Quotes of the Day: The predicament of investing…

Early in my career I was fed large helpings of “Modern Portfolio Theory (MPT)”. We had this wonderful optimizing software that would place a portfolio on the “Efficient Frontier” and score it based on a variety of risk and return measures. The “Efficient Market Hypothesis (EPH)” is the cornerstone of MPT. It goes like this:

The efficient market hypothesis (EMH) is an investment theory that states it is impossible to “beat the market” because stock market efficiency causes existing share prices to always incorporate and reflect all relevant information. According to the EMH, stocks always trade at their fair value on stock exchanges, making it impossible for investors to either purchase undervalued stocks or sell stocks for inflated prices. As such, it should be impossible to outperform the overall market through expert stock selection or market timing, and the only way an investor can possibly obtain higher returns is by purchasing riskier investments.

Utter hogwash!


If you click into the article from which I stole the above quote, you’ll find that Morningstar (the mutual fund rater) confirms EMH — citing that most mutual fund managers don’t beat their benchmarks.



But here’s the thing — the one thing we know for sure — the ultimate factor that moves markets is moment by moment decision-making among the Earth’s 7 billion humans. And, you have to agree, we humans are anything but efficient decision makers.

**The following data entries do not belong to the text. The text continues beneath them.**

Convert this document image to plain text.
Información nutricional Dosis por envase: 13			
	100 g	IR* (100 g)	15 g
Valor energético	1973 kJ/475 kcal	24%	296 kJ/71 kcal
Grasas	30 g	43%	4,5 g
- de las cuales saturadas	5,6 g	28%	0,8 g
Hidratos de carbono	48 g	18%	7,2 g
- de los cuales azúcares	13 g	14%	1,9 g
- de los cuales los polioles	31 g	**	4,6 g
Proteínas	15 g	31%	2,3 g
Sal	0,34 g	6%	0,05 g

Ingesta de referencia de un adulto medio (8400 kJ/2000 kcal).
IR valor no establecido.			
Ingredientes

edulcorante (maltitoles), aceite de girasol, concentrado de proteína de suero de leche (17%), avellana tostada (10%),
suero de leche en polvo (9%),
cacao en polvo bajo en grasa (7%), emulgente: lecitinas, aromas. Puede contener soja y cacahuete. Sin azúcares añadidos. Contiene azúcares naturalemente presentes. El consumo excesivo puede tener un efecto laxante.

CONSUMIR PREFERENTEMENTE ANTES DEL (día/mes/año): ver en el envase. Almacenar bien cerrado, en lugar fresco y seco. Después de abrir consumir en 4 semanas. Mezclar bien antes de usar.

As for Morningstar’s findings, well…. poppycock! Mutual fund managers’ professional lives are rife with constraints, conflicts of interest and the fear of getting fired (if they don’t hug their benchmark closely enough — thus, their fee becomes their hurdle). Using their sub-par relative results to support EMH is like saying a Ferrari can’t do 200 mph when it’s been equipped with a speed governor that keeps it below 100. Please don’t spin out over my reference to Ferraris and investing; my family says I drive our SUV like a grandma…



Here’s Warren Buffett on the topic:

“Investing in a market where people believe in efficiency is like playing bridge with someone who has been told it doesn’t do any good to look at the cards.”

And:

“I’d be a bum on the street with a tin cup if the markets were always efficient.” 

Here’s surgeon and author Atul Gawande on human judgment:

Three decades of neuropsychology research have shown us numerous ways in which human judgment, like memory and hearing, is prone to systematic mistakes. The mind overestimates vivid dangers, falls into ruts, and manages multiple pieces of data poorly. It is swayed unduly by desire and emotion and even the time of day. It is affected by the order in which information is presented and how problems are framed. And if we doctors believed that, with all our training and experience, we escape such fallibilities, the notion was dashed when researchers put us under the microscope.

Again, we humans are not an efficient-minded bunch.

Here’s Gawande on uncertainty:

The core predicament of medicine — the thing that makes being a patient so wrenching, being a doctor so difficult, and being a part of a society that pays the bills they run up so vexing — is uncertainty. With all that we know nowadays about people and diseases and how to diagnose and treat them, it can be hard to see this, hard to grasp how deeply uncertainty runs. As a doctor, you come to find, however, that the struggle in caring for people is more often with what you do not know than what you do. Medicine’s ground state is uncertainty. And wisdom — for both patients and doctors — is defined by how one copes with it.

Allow me to apply the above to the predicament of investing by changing a few words:

The core predicament of investing — the thing that makes being an investor so wrenching, being an adviser so difficult — is uncertainty. With all that we know nowadays about people and markets and how to assess and approach them, it can be hard to see this, hard to grasp how deeply uncertainty runs. As an adviser, you come to find, however, that the struggle in caring for people is more often with what you do not know than what you do. Investing’s ground state is uncertainty. And wisdom — for both investors and advisers — is defined by how one copes with it.

That’s reality folks, the future is forever uncertain. There’s no knowing what tomorrow brings. So the best we can do is assess existing trends, apply Newton’s First Law (read probabilities) to our investment process, and calmly cope with whatever the future delivers.